- Occupation: Mechanic
- Employer: Alpine F1 Team
- Title: Team Manager

= Rob Cherry =

British engineer

Rob Cherry is a British Formula One mechanic and motorsports executive. He is currently the Race Team Manager at the Alpine F1 Team.

==Career==
Cherry began his motorsport career in 2004, working as a mechanic for Arden International.He moved into Formula One in 2006, joining the Enstone-based Renault F1 Team as a rear-end mechanic on the test team. During Renault's factory era, Cherry progressed within the test operation and by 2008 had become the number one mechanic, taking responsibility for overseeing car preparation and trackside reliability at test events. When the team was rebranded as the Lotus F1 Team, Cherry transitioned to the race team, continuing in a senior mechanic capacity and working across both cars during a period in which the Enstone outfit returned to regular podium contention. His role focused on rear-end assembly, gearbox and suspension installation, and operational support at Grands Prix.
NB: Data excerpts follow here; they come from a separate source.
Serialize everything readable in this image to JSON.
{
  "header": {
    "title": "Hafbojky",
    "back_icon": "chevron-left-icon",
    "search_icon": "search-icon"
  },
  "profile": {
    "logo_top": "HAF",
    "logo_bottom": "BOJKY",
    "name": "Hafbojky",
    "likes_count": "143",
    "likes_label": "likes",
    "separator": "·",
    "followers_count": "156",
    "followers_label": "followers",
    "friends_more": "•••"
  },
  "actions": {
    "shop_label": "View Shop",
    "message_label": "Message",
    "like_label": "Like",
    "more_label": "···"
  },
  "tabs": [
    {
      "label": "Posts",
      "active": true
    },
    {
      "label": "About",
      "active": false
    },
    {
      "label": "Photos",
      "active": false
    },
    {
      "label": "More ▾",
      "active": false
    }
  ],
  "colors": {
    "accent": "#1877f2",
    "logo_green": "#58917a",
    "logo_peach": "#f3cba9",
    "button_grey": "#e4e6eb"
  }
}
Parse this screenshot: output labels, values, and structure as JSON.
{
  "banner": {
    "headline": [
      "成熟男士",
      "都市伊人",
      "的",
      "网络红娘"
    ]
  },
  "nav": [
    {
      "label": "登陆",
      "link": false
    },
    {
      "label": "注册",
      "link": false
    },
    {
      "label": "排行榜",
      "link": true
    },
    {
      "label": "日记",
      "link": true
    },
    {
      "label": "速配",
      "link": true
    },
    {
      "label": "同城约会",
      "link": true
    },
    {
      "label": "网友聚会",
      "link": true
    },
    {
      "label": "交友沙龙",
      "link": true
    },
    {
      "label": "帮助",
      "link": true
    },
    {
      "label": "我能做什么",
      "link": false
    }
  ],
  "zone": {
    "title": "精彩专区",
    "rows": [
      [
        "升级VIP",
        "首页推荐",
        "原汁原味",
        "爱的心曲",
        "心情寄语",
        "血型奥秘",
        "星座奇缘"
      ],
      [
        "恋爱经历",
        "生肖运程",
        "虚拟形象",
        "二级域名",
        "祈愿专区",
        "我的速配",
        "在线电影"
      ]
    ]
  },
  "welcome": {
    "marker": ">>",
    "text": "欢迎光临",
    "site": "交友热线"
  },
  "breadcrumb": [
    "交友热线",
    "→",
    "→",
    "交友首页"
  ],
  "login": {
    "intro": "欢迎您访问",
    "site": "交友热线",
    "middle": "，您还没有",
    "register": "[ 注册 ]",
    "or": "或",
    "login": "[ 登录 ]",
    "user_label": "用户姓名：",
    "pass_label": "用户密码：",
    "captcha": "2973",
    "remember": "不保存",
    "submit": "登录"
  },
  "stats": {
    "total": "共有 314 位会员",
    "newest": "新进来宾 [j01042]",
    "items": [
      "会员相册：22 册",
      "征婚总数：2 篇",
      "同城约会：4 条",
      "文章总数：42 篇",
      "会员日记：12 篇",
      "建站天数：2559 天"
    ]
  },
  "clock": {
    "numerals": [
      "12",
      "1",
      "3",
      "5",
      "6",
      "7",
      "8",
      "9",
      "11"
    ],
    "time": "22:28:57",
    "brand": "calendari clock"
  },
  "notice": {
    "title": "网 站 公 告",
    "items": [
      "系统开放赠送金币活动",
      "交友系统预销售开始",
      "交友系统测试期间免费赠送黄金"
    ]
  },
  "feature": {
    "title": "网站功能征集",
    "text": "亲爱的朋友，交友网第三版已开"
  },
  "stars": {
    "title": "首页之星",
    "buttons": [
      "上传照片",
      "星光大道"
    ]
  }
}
Following Renault's reacquisition of the team and its return as the works Renault Sport Formula One Team, Cherry was appointed Chief Mechanic in 2016. In this position he led the race mechanics group, coordinating car build, garage operations, and trackside procedures while helping guide the team through its infrastructure rebuild. He retained this leadership role when the team was rebranded as the Alpine F1 Team in 2021. In 2023, Cherry was promoted to Race Team Manager, assuming broader responsibility for trackside operations, logistics, and the integration of mechanics, garage functions, and car preparation across race weekends.